Nagisa Oshima’s film is complex and resonant, a rare assemblage of talents from Ryuichi Sakamoto to Takeshi Kitano and Tom Conti. But what seduced me utterly was the perfect meshing of Oshima and Bowie’s perverse coolness. The scene in which Bowie, playing New Zealand prisoner of war Major Jack Celliers, kisses Sakamoto’s Japanese Captain Yonoi is surely burned into the memories of many a young pervert, and the film is not only homoerotic. The high-stakes power dynamic in this forbidden attraction crackles throughout, and Bowie manages to look at once rebellious and louche while shackled by the wrists and more so when finally buried in the ground and bound with rope around his chest. There’s a lot else going on in the film but I hope it’s no disservice to Oshima to say that as a young viewer, I experienced "Merry Christmas Mr. Lawrence" as at once a sexual and a cinematic revelation.

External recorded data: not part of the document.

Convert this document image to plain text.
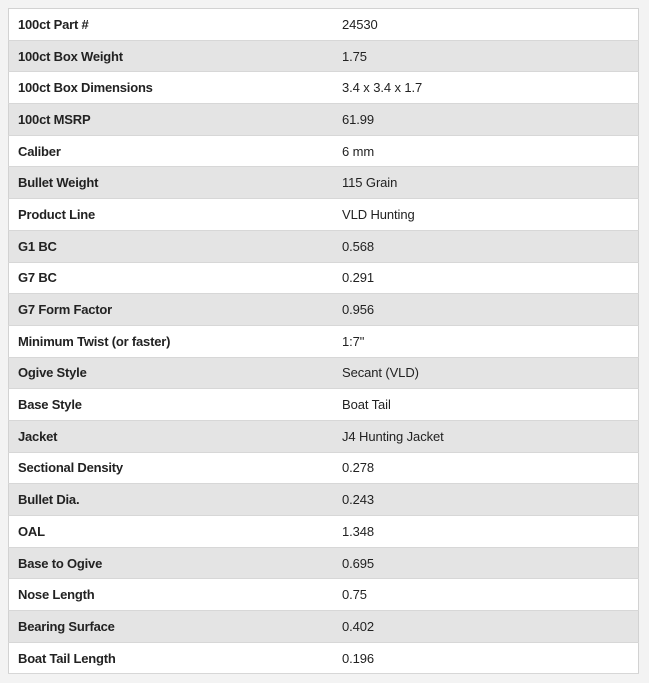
100ct Part #	24530
100ct Box Weight	1.75
100ct Box Dimensions	3.4 x 3.4 x 1.7
100ct MSRP	61.99
Caliber	6 mm
Bullet Weight	115 Grain
Product Line	VLD Hunting
G1 BC	0.568
G7 BC	0.291
G7 Form Factor	0.956
Minimum Twist (or faster)	1:7"
Ogive Style	Secant (VLD)
Base Style	Boat Tail
Jacket	J4 Hunting Jacket
Sectional Density	0.278
Bullet Dia.	0.243
OAL	1.348
Base to Ogive	0.695
Nose Length	0.75
Bearing Surface	0.402
Boat Tail Length	0.196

A couple of years later, my local arthouse cinema played "In the Realm of the Senses" (1976), Oshima’s disturbing and pornographic art film, which had the equivalent of an NC-17 rating. I had only heard of it because of David Bowie and that was more than enough to get me to the cinema. I sought out Nic Roeg’s other films too, and Catherine Deneuve’s. My love of cinema and its transgressive potential was prompted in no small measure by Bowie’s performances, and his presence in a film has always signaled something unpredictable and mesmerizing. In David Lynch’s "Twin Peaks: Fire Walk With Me" (1992), his mere appearance in a security video throws even Lynch’s already surreal world off balance. His charismatic performance as Nikola Tesla in Christopher Nolan’s "The Prestige" (2006) brought a sense of real magic to a film intimately concerned with performance, trickery and doubling. And in a beautiful video, he returned to the kind of gender ambiguity with which he began his career in 2013’s "The Stars (Are Out Tonight)," swapping bodies with Tilda Swinton, and singing opposite Andreja Pejic as the echo of a younger Bowie. The platform may have changed but my excitement to see Swinton becoming Bowie becoming Pejic, as boundaries of gender and age disappear, surely echoes the feelings of those first viewers amazed by Bowie’s physical presence. His film performances are rightfully overshadowed by his music, but watching David Bowie on-screen taught me something crucial about the potential of cinema to rewrite social rules and to imagine radically new forms of being.